Tenía influencia que trascendía las calles de Chamelecón y alcanzó otros puntos donde operó la estructura.
Los investigadores sostienen que acumuló más de tres décadas dentro de la organización, tiempo suficiente para escalar hasta convertirse en un hombre cuya palabra bastó para activar sicarios.
Además, ordenar cobros de extorsión, coordinar tráfico de drogas y decidir represalias contra quienes la pandilla consideraba enemigos.
Su supuesto modus operandi no dependía de empuñar un arma, dependía de conservar el mando.
Según las investigaciones, utilizó intermediarios y miembros de confianza para transmitir instrucciones que se ejecutaron aun cuando él permanecía recluido.
Para los agentes, ese era su mayor poder: mantener viva la maquinaria criminal sin necesidad de abandonar la prisión.

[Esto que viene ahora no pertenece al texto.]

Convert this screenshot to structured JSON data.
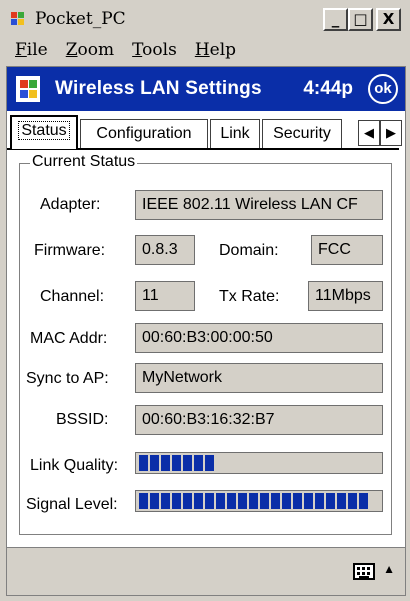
{
  "window": {
    "title": "Pocket_PC",
    "minimize_glyph": "_",
    "maximize_glyph": "□",
    "close_glyph": "X"
  },
  "menubar": {
    "items": [
      {
        "first": "F",
        "rest": "ile"
      },
      {
        "first": "Z",
        "rest": "oom"
      },
      {
        "first": "T",
        "rest": "ools"
      },
      {
        "first": "H",
        "rest": "elp"
      }
    ]
  },
  "navbar": {
    "title": "Wireless LAN Settings",
    "time": "4:44p",
    "ok_label": "ok"
  },
  "tabs": [
    {
      "label": "Status",
      "active": true
    },
    {
      "label": "Configuration",
      "active": false
    },
    {
      "label": "Link",
      "active": false
    },
    {
      "label": "Security",
      "active": false
    }
  ],
  "tab_arrows": {
    "left": "◀",
    "right": "▶"
  },
  "status": {
    "group_label": "Current Status",
    "adapter": {
      "label": "Adapter:",
      "value": "IEEE 802.11 Wireless LAN CF"
    },
    "firmware": {
      "label": "Firmware:",
      "value": "0.8.3"
    },
    "domain": {
      "label": "Domain:",
      "value": "FCC"
    },
    "channel": {
      "label": "Channel:",
      "value": "11"
    },
    "tx_rate": {
      "label": "Tx Rate:",
      "value": "11Mbps"
    },
    "mac_addr": {
      "label": "MAC Addr:",
      "value": "00:60:B3:00:00:50"
    },
    "sync_to_ap": {
      "label": "Sync to AP:",
      "value": "MyNetwork"
    },
    "bssid": {
      "label": "BSSID:",
      "value": "00:60:B3:16:32:B7"
    },
    "link_quality": {
      "label": "Link Quality:",
      "segments": 7,
      "max_segments": 21
    },
    "signal_level": {
      "label": "Signal Level:",
      "segments": 21,
      "max_segments": 21
    }
  },
  "colors": {
    "nav_blue": "#0a2ea8",
    "chrome_gray": "#d4d0c8"
  },
  "icons": {
    "app": "windows-flag-icon",
    "start": "start-menu-icon",
    "keyboard": "keyboard-icon",
    "sip_arrow": "up-arrow-icon"
  }
}
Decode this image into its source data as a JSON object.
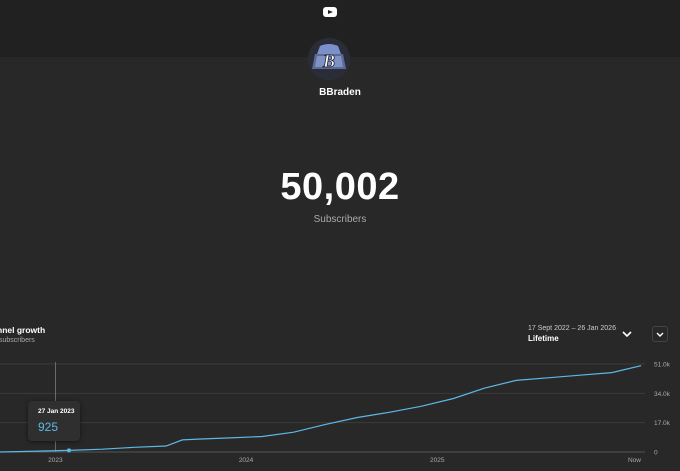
{
  "header": {
    "logo": "youtube-play-icon"
  },
  "channel": {
    "name": "BBraden",
    "avatar_letter": "B"
  },
  "stats": {
    "subscribers": "50,002",
    "subscribers_label": "Subscribers"
  },
  "growth": {
    "title": "nnel growth",
    "subtitle": "subscribers",
    "date_range": "17 Sept 2022 – 26 Jan 2026",
    "range_value": "Lifetime"
  },
  "tooltip": {
    "date": "27 Jan 2023",
    "value": "925"
  },
  "colors": {
    "line": "#5db8e6",
    "background": "#282828",
    "topbar": "#212121"
  },
  "chart_data": {
    "type": "line",
    "x_tick_labels": [
      "2023",
      "2024",
      "2025",
      "Now"
    ],
    "y_tick_labels": [
      "51.0k",
      "34.0k",
      "17.0k",
      "0"
    ],
    "ylim": [
      0,
      51000
    ],
    "series": [
      {
        "x": [
          "2022-09-17",
          "2022-12-01",
          "2023-01-27",
          "2023-04-01",
          "2023-06-01",
          "2023-08-01",
          "2023-09-01",
          "2023-10-01",
          "2023-12-01",
          "2024-02-01",
          "2024-04-01",
          "2024-06-01",
          "2024-08-01",
          "2024-10-01",
          "2024-12-01",
          "2025-02-01",
          "2025-04-01",
          "2025-06-01",
          "2025-08-01",
          "2025-10-01",
          "2025-12-01",
          "2026-01-26"
        ],
        "values": [
          0,
          500,
          925,
          1600,
          2700,
          3500,
          7000,
          7500,
          8200,
          9000,
          11500,
          16000,
          20000,
          23000,
          26500,
          31000,
          37000,
          41500,
          43000,
          44500,
          46000,
          50002
        ]
      }
    ]
  }
}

El crimen que lo convirtió en uno de los hombres más temidos
Entre todos los expedientes atribuidos a "Saylin", hay uno que continúa provocando indignación.
Las autoridades lo señalan de haber ordenado el asesinato de once menores de edad en el sector de La Pradera, en San Pedro Sula, en el 2014.
Ese fue un caso que estremeció al país por la brutalidad de las víctimas y porque, según la investigación, la orden salió desde el centro penal sampedrano donde permanecía recluido.
Para los investigadores, aquel episodio evidenció hasta dónde llegó el control que todavía ejercía dentro de la Pandilla 18.
La cárcel no rompió la cadena de mando, apenas cambió el lugar desde donde dirigía las operaciones.
Ese señalamiento convirtió su nombre en uno de los más temidos dentro de los expedientes contra las pandillas.

La captura en Chamelecón
Tras meses de investigación y seguimiento, agentes de la Dipampco ejecutaron un operativo que terminó con la captura de Roger Marín Zalavarría Fúnez en el sector de Chamelecón.
Durante la operación en febrero de 2026, le decomisaron, según el informe policial, un fusil AK-47, armas de fuego, municiones, droga y teléfonos celulares.
Era evidencia que reforzó las investigaciones por tráfico de drogas, portación ilegal de armas, asociación para delinquir y otros delitos que figuraron en su expediente.
Las autoridades lo describieron como uno de los principales cabecillas que operaron en ese sector sampedrano.
Un historial criminal que, según las investigaciones, nunca se detuvo
El historial judicial de "Saylin" tampoco comenzó con esta captura, estuvo en prisión en el año 2000 por homicidio y violación.
Luego, volvió a enfrentar la justicia en 2009 por otro homicidio. Sin embargo, las autoridades sostienen que esas condenas no desarticularon la estructura que lideró ni redujeron su capacidad para ordenar actividades criminales.
Para los investigadores, ese fue el sello que marcó su liderazgo: ejercer el control sin exponerse, delegar la violencia y mantener intacta la disciplina de la organización incluso desde una celda.

El miedo no terminó cuando cerraban la puerta de la prisión
La historia de "Saylin" no es únicamente la de un cabecilla capturado, es según las investigaciones de las autoridades, la historia de un hombre que convirtió la prisión en una oficina de mando.
Su influencia alcanzó las calles de San Pedro Sula cuando, en teoría, ya debía estar fuera de circulación.
Porque, para quienes investigaron su estructura, el verdadero problema nunca fue dónde estaba preso.
El verdadero problema era que, aun detrás de los barrotes, sus órdenes encontraron quién las cumpliera.